Palestinian media said some 30 homes and cars were torched. Photos and video on social media showed large fires burning throughout Huwara and lighting up the sky.

Ghassan Douglas, a Palestinian official who monitors Israeli settlements in the Nablus region, said that settlers burned at least six houses and dozens of cars in Huwara, and reported attacks on other neighboring Palestinian villages. He estimated around 400 Jewish settlers took part in the attack.

“I’ve never seen such an attack,” he said.

Israeli security forces failed to contain the violence for hours despite the early warnings of a planned protest in the Palestinian town. Troops were also preoccupied with searching for the gunman who killed the Israeli brothers.

In one video, a crowd of Jewish settlers stood in prayer as they stared at a building in flames.

Hebrew-language media reports said eight settlers were detained over the rioting, although some reports suggested six of them had already been released. There was no confirmation from police on the arrests.

The riots were condemned by the United States, European Union and United Kingdom, among others, as well as by many Israelis.

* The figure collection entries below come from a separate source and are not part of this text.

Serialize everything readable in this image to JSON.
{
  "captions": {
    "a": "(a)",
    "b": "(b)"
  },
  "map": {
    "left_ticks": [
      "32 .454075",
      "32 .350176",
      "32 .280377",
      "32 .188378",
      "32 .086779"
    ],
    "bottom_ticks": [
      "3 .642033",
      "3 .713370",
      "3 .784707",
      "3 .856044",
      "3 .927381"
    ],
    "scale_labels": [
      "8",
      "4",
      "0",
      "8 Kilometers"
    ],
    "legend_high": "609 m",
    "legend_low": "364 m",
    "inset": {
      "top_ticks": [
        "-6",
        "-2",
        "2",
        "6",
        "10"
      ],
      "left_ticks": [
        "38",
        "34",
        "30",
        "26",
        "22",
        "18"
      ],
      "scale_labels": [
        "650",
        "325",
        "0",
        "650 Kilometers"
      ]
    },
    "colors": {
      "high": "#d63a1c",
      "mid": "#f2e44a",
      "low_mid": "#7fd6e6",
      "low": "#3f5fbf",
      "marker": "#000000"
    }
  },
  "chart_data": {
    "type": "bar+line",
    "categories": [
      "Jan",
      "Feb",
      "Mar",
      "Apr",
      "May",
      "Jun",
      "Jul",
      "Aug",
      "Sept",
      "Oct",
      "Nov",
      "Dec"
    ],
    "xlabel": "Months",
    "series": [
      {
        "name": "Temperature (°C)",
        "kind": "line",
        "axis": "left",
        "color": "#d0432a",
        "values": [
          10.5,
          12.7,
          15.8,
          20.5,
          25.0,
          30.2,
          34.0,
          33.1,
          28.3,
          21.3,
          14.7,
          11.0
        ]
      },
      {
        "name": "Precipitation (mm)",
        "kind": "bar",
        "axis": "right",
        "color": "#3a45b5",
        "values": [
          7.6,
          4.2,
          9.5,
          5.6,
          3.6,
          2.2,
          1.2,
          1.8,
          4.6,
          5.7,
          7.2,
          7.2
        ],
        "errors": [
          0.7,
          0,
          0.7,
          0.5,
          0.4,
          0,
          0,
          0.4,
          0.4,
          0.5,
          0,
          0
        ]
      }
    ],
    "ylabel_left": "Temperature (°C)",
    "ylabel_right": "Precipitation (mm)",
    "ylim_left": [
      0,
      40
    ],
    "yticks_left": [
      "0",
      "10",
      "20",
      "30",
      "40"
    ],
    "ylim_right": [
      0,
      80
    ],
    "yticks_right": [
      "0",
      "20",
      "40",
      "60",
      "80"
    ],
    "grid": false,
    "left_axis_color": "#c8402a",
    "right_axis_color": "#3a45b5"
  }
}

A Palestinian man walks past burned cars in the town of Huwara, near the West Bank city of Nablus, February, 2023. (AP Photo/Majdi Mohammed)

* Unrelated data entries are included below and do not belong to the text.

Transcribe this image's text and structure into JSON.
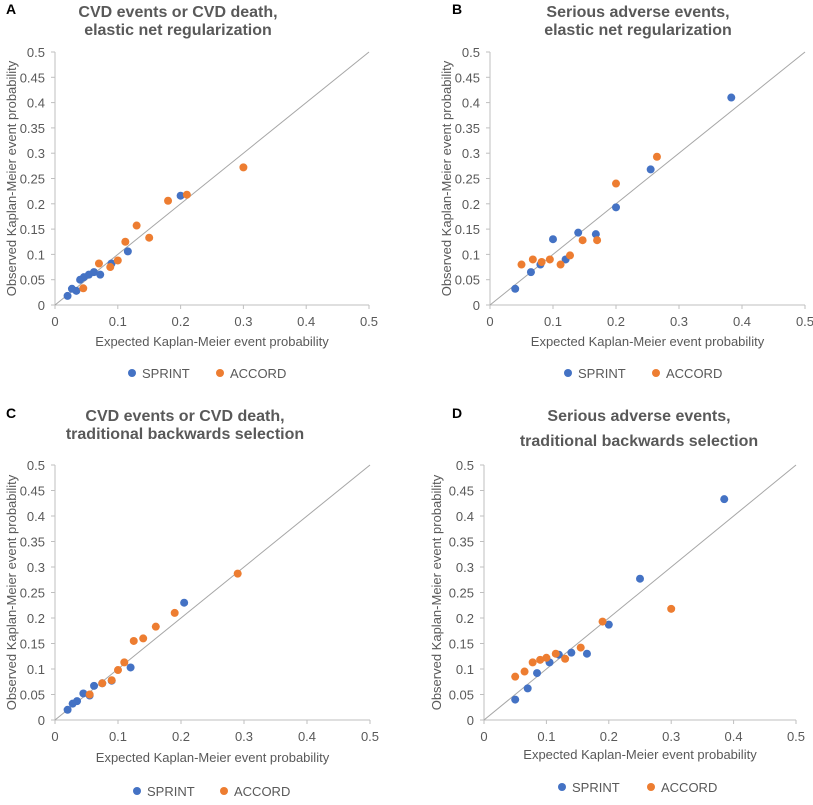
{
  "colors": {
    "sprint": "#4472C4",
    "accord": "#ED7D31",
    "axis": "#BFBFBF",
    "diagonal": "#A6A6A6"
  },
  "chart_data": [
    {
      "panel": "A",
      "type": "scatter",
      "title_lines": [
        "CVD events or CVD death,",
        "elastic net regularization"
      ],
      "xlabel": "Expected Kaplan-Meier event probability",
      "ylabel": "Observed Kaplan-Meier event probability",
      "xlim": [
        0,
        0.5
      ],
      "ylim": [
        0,
        0.5
      ],
      "xticks": [
        "0",
        "0.1",
        "0.2",
        "0.3",
        "0.4",
        "0.5"
      ],
      "yticks": [
        "0",
        "0.05",
        "0.1",
        "0.15",
        "0.2",
        "0.25",
        "0.3",
        "0.35",
        "0.4",
        "0.45",
        "0.5"
      ],
      "reference_line": "y = x",
      "legend": [
        "SPRINT",
        "ACCORD"
      ],
      "series": [
        {
          "name": "SPRINT",
          "color": "#4472C4",
          "points": [
            [
              0.02,
              0.018
            ],
            [
              0.027,
              0.032
            ],
            [
              0.034,
              0.028
            ],
            [
              0.04,
              0.05
            ],
            [
              0.046,
              0.055
            ],
            [
              0.054,
              0.06
            ],
            [
              0.062,
              0.065
            ],
            [
              0.072,
              0.06
            ],
            [
              0.09,
              0.082
            ],
            [
              0.116,
              0.106
            ],
            [
              0.2,
              0.216
            ]
          ]
        },
        {
          "name": "ACCORD",
          "color": "#ED7D31",
          "points": [
            [
              0.045,
              0.033
            ],
            [
              0.07,
              0.082
            ],
            [
              0.088,
              0.075
            ],
            [
              0.1,
              0.088
            ],
            [
              0.112,
              0.125
            ],
            [
              0.13,
              0.157
            ],
            [
              0.15,
              0.133
            ],
            [
              0.18,
              0.206
            ],
            [
              0.21,
              0.218
            ],
            [
              0.3,
              0.272
            ]
          ]
        }
      ]
    },
    {
      "panel": "B",
      "type": "scatter",
      "title_lines": [
        "Serious adverse events,",
        "elastic net regularization"
      ],
      "xlabel": "Expected Kaplan-Meier event probability",
      "ylabel": "Observed Kaplan-Meier event probability",
      "xlim": [
        0,
        0.5
      ],
      "ylim": [
        0,
        0.5
      ],
      "xticks": [
        "0",
        "0.1",
        "0.2",
        "0.3",
        "0.4",
        "0.5"
      ],
      "yticks": [
        "0",
        "0.05",
        "0.1",
        "0.15",
        "0.2",
        "0.25",
        "0.3",
        "0.35",
        "0.4",
        "0.45",
        "0.5"
      ],
      "reference_line": "y = x",
      "legend": [
        "SPRINT",
        "ACCORD"
      ],
      "series": [
        {
          "name": "SPRINT",
          "color": "#4472C4",
          "points": [
            [
              0.04,
              0.032
            ],
            [
              0.065,
              0.065
            ],
            [
              0.08,
              0.08
            ],
            [
              0.1,
              0.13
            ],
            [
              0.12,
              0.09
            ],
            [
              0.14,
              0.143
            ],
            [
              0.168,
              0.14
            ],
            [
              0.2,
              0.193
            ],
            [
              0.255,
              0.268
            ],
            [
              0.383,
              0.41
            ]
          ]
        },
        {
          "name": "ACCORD",
          "color": "#ED7D31",
          "points": [
            [
              0.05,
              0.08
            ],
            [
              0.068,
              0.09
            ],
            [
              0.082,
              0.085
            ],
            [
              0.095,
              0.09
            ],
            [
              0.112,
              0.08
            ],
            [
              0.127,
              0.098
            ],
            [
              0.147,
              0.128
            ],
            [
              0.17,
              0.128
            ],
            [
              0.2,
              0.24
            ],
            [
              0.265,
              0.293
            ]
          ]
        }
      ]
    },
    {
      "panel": "C",
      "type": "scatter",
      "title_lines": [
        "CVD events or CVD death,",
        "traditional backwards selection"
      ],
      "xlabel": "Expected Kaplan-Meier event probability",
      "ylabel": "Observed Kaplan-Meier event probability",
      "xlim": [
        0,
        0.5
      ],
      "ylim": [
        0,
        0.5
      ],
      "xticks": [
        "0",
        "0.1",
        "0.2",
        "0.3",
        "0.4",
        "0.5"
      ],
      "yticks": [
        "0",
        "0.05",
        "0.1",
        "0.15",
        "0.2",
        "0.25",
        "0.3",
        "0.35",
        "0.4",
        "0.45",
        "0.5"
      ],
      "reference_line": "y = x",
      "legend": [
        "SPRINT",
        "ACCORD"
      ],
      "series": [
        {
          "name": "SPRINT",
          "color": "#4472C4",
          "points": [
            [
              0.02,
              0.02
            ],
            [
              0.028,
              0.032
            ],
            [
              0.035,
              0.037
            ],
            [
              0.045,
              0.052
            ],
            [
              0.055,
              0.048
            ],
            [
              0.062,
              0.067
            ],
            [
              0.075,
              0.072
            ],
            [
              0.09,
              0.077
            ],
            [
              0.12,
              0.103
            ],
            [
              0.205,
              0.23
            ]
          ]
        },
        {
          "name": "ACCORD",
          "color": "#ED7D31",
          "points": [
            [
              0.055,
              0.05
            ],
            [
              0.075,
              0.072
            ],
            [
              0.09,
              0.078
            ],
            [
              0.1,
              0.098
            ],
            [
              0.11,
              0.113
            ],
            [
              0.125,
              0.155
            ],
            [
              0.14,
              0.16
            ],
            [
              0.16,
              0.183
            ],
            [
              0.19,
              0.21
            ],
            [
              0.29,
              0.287
            ]
          ]
        }
      ]
    },
    {
      "panel": "D",
      "type": "scatter",
      "title_lines": [
        "Serious adverse events,",
        "traditional backwards selection"
      ],
      "xlabel": "Expected Kaplan-Meier event probability",
      "ylabel": "Observed Kaplan-Meier event probability",
      "xlim": [
        0,
        0.5
      ],
      "ylim": [
        0,
        0.5
      ],
      "xticks": [
        "0",
        "0.1",
        "0.2",
        "0.3",
        "0.4",
        "0.5"
      ],
      "yticks": [
        "0",
        "0.05",
        "0.1",
        "0.15",
        "0.2",
        "0.25",
        "0.3",
        "0.35",
        "0.4",
        "0.45",
        "0.5"
      ],
      "reference_line": "y = x",
      "legend": [
        "SPRINT",
        "ACCORD"
      ],
      "series": [
        {
          "name": "SPRINT",
          "color": "#4472C4",
          "points": [
            [
              0.05,
              0.04
            ],
            [
              0.07,
              0.062
            ],
            [
              0.085,
              0.092
            ],
            [
              0.105,
              0.113
            ],
            [
              0.12,
              0.128
            ],
            [
              0.14,
              0.132
            ],
            [
              0.165,
              0.13
            ],
            [
              0.2,
              0.187
            ],
            [
              0.25,
              0.277
            ],
            [
              0.385,
              0.433
            ]
          ]
        },
        {
          "name": "ACCORD",
          "color": "#ED7D31",
          "points": [
            [
              0.05,
              0.085
            ],
            [
              0.065,
              0.095
            ],
            [
              0.078,
              0.113
            ],
            [
              0.09,
              0.118
            ],
            [
              0.1,
              0.122
            ],
            [
              0.115,
              0.13
            ],
            [
              0.13,
              0.12
            ],
            [
              0.155,
              0.142
            ],
            [
              0.19,
              0.193
            ],
            [
              0.3,
              0.218
            ]
          ]
        }
      ]
    }
  ]
}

Palestinian Authority President Mahmoud Abbas condemned what he called “the terrorist acts carried out by settlers under the protection of the occupation forces” Sunday night.

“We hold the Israeli government fully responsible,” he added, claiming that the settlers had taken their cue from “the positions of some ministers in this extreme right-wing Israeli government.”

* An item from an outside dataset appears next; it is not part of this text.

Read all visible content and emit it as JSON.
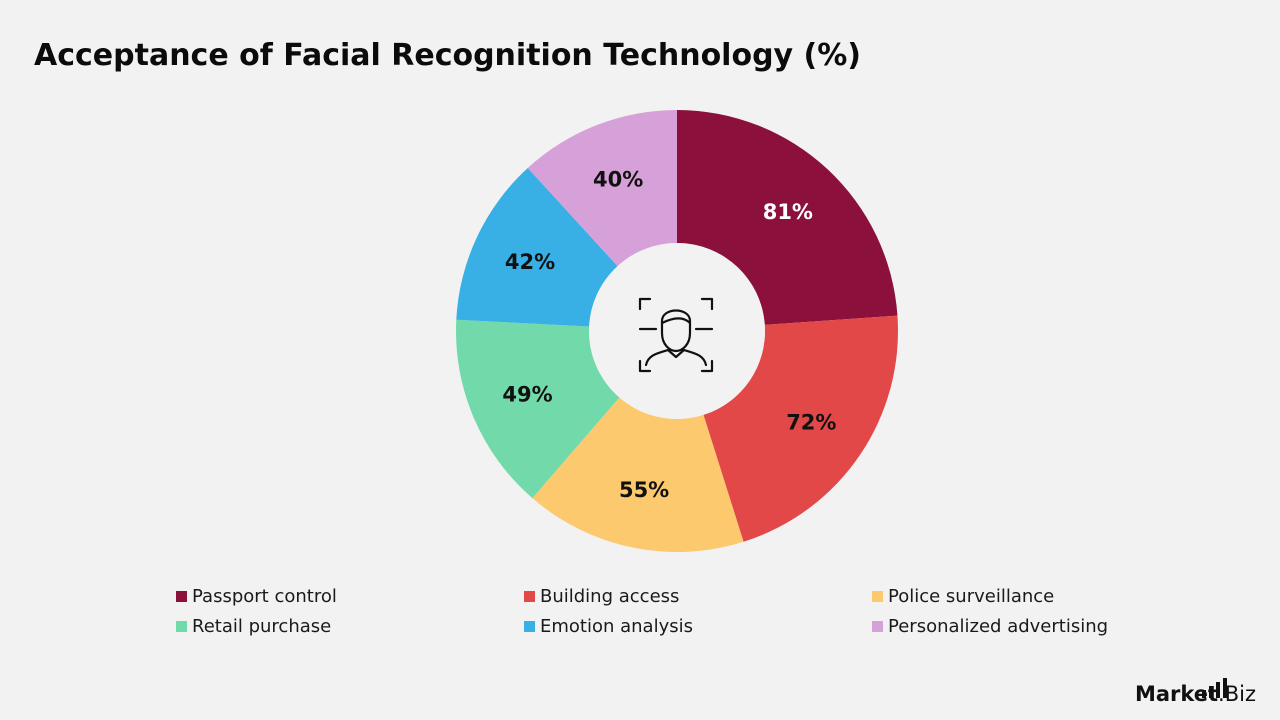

On Monday morning, 14 local settler leaders published a joint call on residents to “calm the spirits,” urging them to “let the IDF win and not take the law into your own hands.”

Netanyahu issued a statement Sunday night calling on those seeking to avenge the earlier terror shooting to not resort to vigilantism.

Prime Minister Benjamin Netanyahu discusses the Huwara terror attack, February 26, 2023 (screenshot/PMO)

“I am asking, while blood is boiling and winds are high — don’t take the law into your hands,” he added. “I ask that you allow the IDF and security forces to do their work.”

President Isaac Herzog issued similar remarks. “Taking the law into one’s own hands, rioting, and committing violence against innocents — this is not our way, and I express my forceful condemnation,” he said in a statement.

Ta’al party head Ahmad Tibi shared a picture of fires burning, labeling it “Kristallnacht in Huwara,” and others also referred to the bloody riot as a pogrom.

MK Ofer Cassif of the allied Hadash party wrote that the violence was the work of “settler terror militias” working under the protection of the “occupation regime” to carry out “war crimes.”

Tensions between Israel and the Palestinians have been high for the past year, with the IDF conducting near-nightly raids in the West Bank amid a series of deadly Palestinian terror attacks.

Israeli security forces secure the scene of a shooting attack in Huwara, in the West Bank, near Nablus, February 26, 2023. (Nasser Ishtayeh/Flash90)

A string of Palestinian terror attacks in Jerusalem in recent weeks left 11 people dead and several more seriously hurt.

Over 60 Palestinians have been killed since the beginning of the year, most of them while carrying out attacks or during clashes with security forces, but some were uninvolved civilians and others were killed under circumstances that are being investigated.

There has also been a noted rise in settler attacks against Palestinians in response to recent terror attacks. On Saturday, Israeli settlers torched a number of Palestinian-owned cars in the village of Burin, close to Nablus.

The terror attack on Sunday came as Israeli and Palestinian officials, including al-Sheikh, sat down for a US-sponsored meeting in Jordan in a bid to restore calm to the West Bank and the Gaza Strip.

The parties issued a joint communique in which Israel committed to temporarily hold off on advancing “unilateral measures” for the next three to six months. Netanyahu and other members of the government were quick to deny Jerusalem had agreed to any settlement construction freezing.

Jacob Magid, Emanuel Fabian, AP and Times of Israel staff contributed to this report.